There seems to be a lot of unnecessary format conversions going on, and using the simplest data structures available is the fastest. calc parameter is a numeric vector, so you can use numeric vectors everywhere. Also, rounding and casting into an integer is redundant.
fusion3 <- function(x) {
n <- x[3] # get the stratum
g <- x[1:(Strata.n-1)] + as.numeric(bias[n,]) # add bias to raster values
g[g < 0] <- 0 # set values below 0 to 0
w <- as.numeric(weight[n,1:(Strata.n-1)]) # get correct strata weight values
w[is.na(g)]<- NA # set weight to NA if (g) raster values are NA
p <- sum(w, na.rm = T) # calculate sum of weight values
pp <- w/p # divide weight values by sum to get the proportion to == 1
result <- as.integer(sum(pp*g, na.rm = T)+0.5) # return raster value
return(result)
}
On a 100x100 raster, your original functions take:
system.time(Fused.map <- calc(s, fun = fusion, progress = 'text'))
user system elapsed
0.015 0.000 0.015
system.time(Fused.map <- calc(s, fun = fusion2, progress = 'text'))
user system elapsed
8.270 0.078 8.312
The modified function is already 5 times faster:
system.time(Fused.map3 <- calc(s, fun = fusion3, progress = 'text'))
user system elapsed
1.970 0.026 1.987
Next, precompute matrices from the data frames so you don't need to do that for each pixel:
bias_matrix = as.matrix(bias)
weight_matrix = as.matrix(weight)
fusion3 <- function(x) {
n <- x[3] # get the stratum
g <- x[1:(Strata.n-1)] + bias_matrix[n,] # add bias to raster values
g[g < 0] <- 0 # set values below 0 to 0
w <- weight_matrix[n,1:(Strata.n-1)] # get correct strata weight values
w[is.na(g)]<- NA # set weight to NA if (g) raster values are NA
p <- sum(w, na.rm = T) # calculate sum of weight values
pp <- w/p # divide weight values by sum to get the proportion to == 1
result <- as.integer(sum(pp*g, na.rm = T)+0.5) # return raster value
return(result)
}
We get:
system.time(Fused.map3 <- calc(s, fun = fusion3, progress = 'text'))
user system elapsed
0.312 0.008 0.318
And finally, also precompute 1:(Strata.n-1):
bias_matrix = as.matrix(bias)
weight_matrix = as.matrix(weight)
Strata.minus1 = 1:(Strata.n-1)
fusion3 <- function(x) {
n <- x[3] # get the stratum
g <- x[Strata.minus1] + bias_matrix[n,] # add bias to raster values
g[g < 0] <- 0 # set values below 0 to 0
w <- weight_matrix[n,Strata.minus1] # get correct strata weight values
w[is.na(g)]<- NA # set weight to NA if (g) raster values are NA
p <- sum(w, na.rm = T) # calculate sum of weight values
pp <- w/p # divide weight values by sum to get the proportion to == 1
result <- as.integer(sum(pp*g, na.rm = T)+0.5) # return raster value
return(result)
}
We get:
system.time(Fused.map3 <- calc(s, fun = fusion3, progress = 'text'))
user system elapsed
0.252 0.011 0.262
That's not quite 0.015 yet, but you also have to take into consideration that your original function does not output integers, nor does it set values below 0 to 0, nor does it make the proportions sum to 1, nor as you mentioned deal with NAs.

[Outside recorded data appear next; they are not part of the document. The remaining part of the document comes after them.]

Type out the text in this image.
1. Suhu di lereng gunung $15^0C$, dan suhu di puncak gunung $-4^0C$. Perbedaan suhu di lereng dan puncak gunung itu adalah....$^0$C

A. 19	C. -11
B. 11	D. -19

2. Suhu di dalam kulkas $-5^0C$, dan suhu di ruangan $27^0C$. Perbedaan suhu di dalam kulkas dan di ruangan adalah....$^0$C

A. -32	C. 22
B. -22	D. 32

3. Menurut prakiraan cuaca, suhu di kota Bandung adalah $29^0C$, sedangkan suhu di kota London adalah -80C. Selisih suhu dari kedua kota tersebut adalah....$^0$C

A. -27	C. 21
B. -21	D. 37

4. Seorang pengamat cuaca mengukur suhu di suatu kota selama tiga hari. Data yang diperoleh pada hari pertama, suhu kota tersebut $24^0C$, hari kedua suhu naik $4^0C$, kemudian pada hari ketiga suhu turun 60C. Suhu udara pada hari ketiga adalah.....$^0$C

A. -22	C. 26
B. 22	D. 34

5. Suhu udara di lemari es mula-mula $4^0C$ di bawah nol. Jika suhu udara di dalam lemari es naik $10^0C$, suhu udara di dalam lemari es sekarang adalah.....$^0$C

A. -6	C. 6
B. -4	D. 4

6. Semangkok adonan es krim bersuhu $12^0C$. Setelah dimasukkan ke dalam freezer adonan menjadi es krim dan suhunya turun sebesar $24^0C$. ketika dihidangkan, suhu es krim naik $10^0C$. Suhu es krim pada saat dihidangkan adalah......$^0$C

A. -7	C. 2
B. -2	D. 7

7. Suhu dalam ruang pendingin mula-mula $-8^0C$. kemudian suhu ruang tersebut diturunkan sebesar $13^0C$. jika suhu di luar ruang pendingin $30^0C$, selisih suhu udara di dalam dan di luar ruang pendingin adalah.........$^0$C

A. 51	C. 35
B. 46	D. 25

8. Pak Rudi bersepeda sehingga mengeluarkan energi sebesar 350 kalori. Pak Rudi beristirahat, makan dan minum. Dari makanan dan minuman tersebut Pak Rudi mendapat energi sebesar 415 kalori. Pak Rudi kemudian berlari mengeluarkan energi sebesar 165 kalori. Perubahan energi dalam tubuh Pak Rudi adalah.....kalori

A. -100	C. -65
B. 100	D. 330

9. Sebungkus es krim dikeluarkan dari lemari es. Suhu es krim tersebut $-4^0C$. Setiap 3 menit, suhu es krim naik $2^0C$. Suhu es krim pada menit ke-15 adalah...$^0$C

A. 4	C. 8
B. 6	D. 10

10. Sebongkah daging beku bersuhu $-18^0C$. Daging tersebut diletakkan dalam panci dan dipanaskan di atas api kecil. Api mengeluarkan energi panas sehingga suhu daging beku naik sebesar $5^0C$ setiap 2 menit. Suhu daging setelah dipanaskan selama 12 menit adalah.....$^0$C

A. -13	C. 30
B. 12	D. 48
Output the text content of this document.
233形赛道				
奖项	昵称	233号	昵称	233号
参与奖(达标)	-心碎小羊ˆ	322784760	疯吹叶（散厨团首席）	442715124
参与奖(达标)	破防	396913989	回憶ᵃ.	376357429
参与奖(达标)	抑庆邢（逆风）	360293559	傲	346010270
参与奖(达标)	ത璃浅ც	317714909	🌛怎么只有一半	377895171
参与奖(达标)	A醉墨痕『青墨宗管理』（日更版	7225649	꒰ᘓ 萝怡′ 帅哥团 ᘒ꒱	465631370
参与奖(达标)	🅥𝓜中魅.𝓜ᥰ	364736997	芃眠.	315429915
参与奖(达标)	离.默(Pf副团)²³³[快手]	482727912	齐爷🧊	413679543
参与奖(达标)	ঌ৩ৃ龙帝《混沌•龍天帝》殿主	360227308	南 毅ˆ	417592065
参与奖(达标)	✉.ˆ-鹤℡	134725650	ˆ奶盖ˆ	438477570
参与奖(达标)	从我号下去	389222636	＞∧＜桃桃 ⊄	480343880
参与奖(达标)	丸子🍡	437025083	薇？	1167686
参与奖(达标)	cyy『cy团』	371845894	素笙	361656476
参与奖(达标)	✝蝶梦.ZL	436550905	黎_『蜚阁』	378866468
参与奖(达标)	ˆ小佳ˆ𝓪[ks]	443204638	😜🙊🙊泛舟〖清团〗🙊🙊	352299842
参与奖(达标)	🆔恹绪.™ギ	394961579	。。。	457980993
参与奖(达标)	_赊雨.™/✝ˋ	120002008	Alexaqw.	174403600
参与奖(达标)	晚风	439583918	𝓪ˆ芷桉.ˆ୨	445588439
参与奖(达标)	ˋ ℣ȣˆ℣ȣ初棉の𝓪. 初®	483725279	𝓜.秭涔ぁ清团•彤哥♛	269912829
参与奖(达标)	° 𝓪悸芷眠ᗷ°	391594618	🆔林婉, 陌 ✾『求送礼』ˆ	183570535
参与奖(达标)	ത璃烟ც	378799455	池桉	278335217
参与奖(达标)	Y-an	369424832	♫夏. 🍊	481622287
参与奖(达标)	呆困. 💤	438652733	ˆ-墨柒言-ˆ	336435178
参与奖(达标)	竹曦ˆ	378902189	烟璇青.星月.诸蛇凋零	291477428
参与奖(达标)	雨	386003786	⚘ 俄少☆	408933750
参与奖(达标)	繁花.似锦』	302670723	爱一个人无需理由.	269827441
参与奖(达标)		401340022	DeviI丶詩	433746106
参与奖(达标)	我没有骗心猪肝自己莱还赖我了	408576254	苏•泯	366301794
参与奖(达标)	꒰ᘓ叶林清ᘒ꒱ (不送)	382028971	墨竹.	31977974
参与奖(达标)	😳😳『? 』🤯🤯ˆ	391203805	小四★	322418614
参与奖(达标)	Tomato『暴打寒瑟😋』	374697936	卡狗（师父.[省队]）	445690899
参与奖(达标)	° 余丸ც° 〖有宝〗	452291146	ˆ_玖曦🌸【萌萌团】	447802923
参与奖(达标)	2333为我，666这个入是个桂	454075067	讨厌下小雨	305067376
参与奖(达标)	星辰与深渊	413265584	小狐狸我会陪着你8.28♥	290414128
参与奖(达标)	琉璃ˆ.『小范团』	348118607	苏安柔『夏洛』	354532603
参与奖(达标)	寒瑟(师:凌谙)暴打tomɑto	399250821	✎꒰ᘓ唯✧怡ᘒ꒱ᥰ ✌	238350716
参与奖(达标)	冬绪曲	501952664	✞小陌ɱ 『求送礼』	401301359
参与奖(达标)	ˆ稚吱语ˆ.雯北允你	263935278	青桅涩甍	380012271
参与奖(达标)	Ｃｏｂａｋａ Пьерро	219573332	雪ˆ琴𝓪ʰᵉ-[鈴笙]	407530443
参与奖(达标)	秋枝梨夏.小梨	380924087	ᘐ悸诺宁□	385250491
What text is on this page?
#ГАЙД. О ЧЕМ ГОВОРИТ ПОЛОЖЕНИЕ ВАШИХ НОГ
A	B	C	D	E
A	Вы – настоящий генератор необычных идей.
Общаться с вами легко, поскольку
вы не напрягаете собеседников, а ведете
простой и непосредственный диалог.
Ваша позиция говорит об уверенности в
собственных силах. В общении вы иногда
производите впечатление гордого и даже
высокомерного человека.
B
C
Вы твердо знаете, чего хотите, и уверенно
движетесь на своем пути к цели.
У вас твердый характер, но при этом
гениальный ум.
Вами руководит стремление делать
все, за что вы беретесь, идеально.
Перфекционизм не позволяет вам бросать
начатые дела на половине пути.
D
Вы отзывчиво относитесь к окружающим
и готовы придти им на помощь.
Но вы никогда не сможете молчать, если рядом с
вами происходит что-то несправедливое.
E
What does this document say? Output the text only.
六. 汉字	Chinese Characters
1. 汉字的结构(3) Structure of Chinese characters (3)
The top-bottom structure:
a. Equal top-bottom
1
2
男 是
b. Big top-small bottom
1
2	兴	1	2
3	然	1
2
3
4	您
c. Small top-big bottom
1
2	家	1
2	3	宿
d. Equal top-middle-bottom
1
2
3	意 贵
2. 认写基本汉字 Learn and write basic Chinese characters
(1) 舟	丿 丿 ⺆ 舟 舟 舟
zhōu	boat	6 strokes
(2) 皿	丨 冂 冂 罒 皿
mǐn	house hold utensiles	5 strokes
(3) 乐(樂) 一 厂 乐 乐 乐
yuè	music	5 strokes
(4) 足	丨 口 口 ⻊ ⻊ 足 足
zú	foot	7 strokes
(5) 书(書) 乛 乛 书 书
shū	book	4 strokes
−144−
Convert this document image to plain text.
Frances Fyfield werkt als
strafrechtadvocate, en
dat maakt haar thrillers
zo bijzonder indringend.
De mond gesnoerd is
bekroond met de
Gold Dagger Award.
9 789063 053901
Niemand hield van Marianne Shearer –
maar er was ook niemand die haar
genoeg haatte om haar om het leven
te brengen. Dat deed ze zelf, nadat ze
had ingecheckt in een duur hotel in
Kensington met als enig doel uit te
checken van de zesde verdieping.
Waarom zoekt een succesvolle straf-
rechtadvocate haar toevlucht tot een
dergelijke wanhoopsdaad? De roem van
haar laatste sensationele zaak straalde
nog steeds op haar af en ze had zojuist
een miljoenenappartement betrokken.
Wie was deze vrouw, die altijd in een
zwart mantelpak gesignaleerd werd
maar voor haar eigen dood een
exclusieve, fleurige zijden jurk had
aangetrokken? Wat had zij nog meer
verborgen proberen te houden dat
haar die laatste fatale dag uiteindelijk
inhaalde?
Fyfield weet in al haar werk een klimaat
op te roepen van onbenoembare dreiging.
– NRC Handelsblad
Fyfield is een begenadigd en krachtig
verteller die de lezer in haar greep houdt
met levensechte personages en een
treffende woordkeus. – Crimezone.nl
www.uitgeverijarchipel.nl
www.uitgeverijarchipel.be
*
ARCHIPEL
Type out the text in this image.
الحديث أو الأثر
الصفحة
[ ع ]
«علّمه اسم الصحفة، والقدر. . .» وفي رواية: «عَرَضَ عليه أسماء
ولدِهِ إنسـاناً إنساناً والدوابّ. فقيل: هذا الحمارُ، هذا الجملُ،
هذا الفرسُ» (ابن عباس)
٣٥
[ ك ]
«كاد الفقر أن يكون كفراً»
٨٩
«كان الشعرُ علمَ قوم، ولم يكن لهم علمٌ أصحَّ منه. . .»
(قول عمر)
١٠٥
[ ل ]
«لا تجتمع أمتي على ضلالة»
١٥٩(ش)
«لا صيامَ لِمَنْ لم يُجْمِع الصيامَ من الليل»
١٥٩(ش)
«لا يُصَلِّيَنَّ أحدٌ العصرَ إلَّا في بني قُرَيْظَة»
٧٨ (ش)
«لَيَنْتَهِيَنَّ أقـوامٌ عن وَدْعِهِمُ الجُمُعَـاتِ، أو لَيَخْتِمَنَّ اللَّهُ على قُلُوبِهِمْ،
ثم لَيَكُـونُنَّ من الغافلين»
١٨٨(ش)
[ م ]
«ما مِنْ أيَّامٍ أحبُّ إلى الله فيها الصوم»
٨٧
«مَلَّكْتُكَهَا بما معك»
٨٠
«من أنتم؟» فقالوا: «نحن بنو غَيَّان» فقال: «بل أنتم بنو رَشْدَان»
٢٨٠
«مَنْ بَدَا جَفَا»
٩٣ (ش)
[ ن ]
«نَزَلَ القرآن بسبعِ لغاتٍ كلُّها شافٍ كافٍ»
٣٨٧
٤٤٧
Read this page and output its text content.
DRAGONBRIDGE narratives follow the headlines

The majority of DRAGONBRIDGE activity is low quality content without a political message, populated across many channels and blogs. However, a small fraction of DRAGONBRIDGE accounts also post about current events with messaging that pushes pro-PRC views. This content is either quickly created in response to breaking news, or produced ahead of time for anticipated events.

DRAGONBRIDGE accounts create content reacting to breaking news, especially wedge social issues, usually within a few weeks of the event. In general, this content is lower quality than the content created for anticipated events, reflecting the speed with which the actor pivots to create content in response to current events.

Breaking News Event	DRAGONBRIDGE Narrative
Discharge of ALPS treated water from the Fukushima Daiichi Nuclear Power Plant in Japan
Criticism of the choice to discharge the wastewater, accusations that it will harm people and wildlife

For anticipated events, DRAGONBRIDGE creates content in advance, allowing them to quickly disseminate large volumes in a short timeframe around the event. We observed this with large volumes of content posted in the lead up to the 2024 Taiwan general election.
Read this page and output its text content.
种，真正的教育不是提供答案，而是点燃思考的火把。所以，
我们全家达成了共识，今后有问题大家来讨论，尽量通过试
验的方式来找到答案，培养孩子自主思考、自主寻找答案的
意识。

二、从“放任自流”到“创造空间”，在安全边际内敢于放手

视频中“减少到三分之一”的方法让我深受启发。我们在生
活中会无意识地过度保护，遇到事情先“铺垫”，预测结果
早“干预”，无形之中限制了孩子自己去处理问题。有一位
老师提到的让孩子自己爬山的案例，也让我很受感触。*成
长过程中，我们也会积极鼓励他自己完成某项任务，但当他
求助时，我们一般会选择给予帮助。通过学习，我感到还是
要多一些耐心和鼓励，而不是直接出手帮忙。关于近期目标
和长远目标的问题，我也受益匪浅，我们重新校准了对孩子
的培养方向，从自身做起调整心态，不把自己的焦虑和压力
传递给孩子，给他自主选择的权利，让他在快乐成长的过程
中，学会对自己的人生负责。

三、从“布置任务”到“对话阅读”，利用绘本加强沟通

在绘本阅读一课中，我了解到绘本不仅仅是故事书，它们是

Mind you, this function still only works with only two rasters, because you hardcode stratum as layer 3. You should instead use raster::overlay with two parameters, the stratum raster and the layers themselves (or use calc with the stratum raster as layer 1, but that's not what calc is designed for).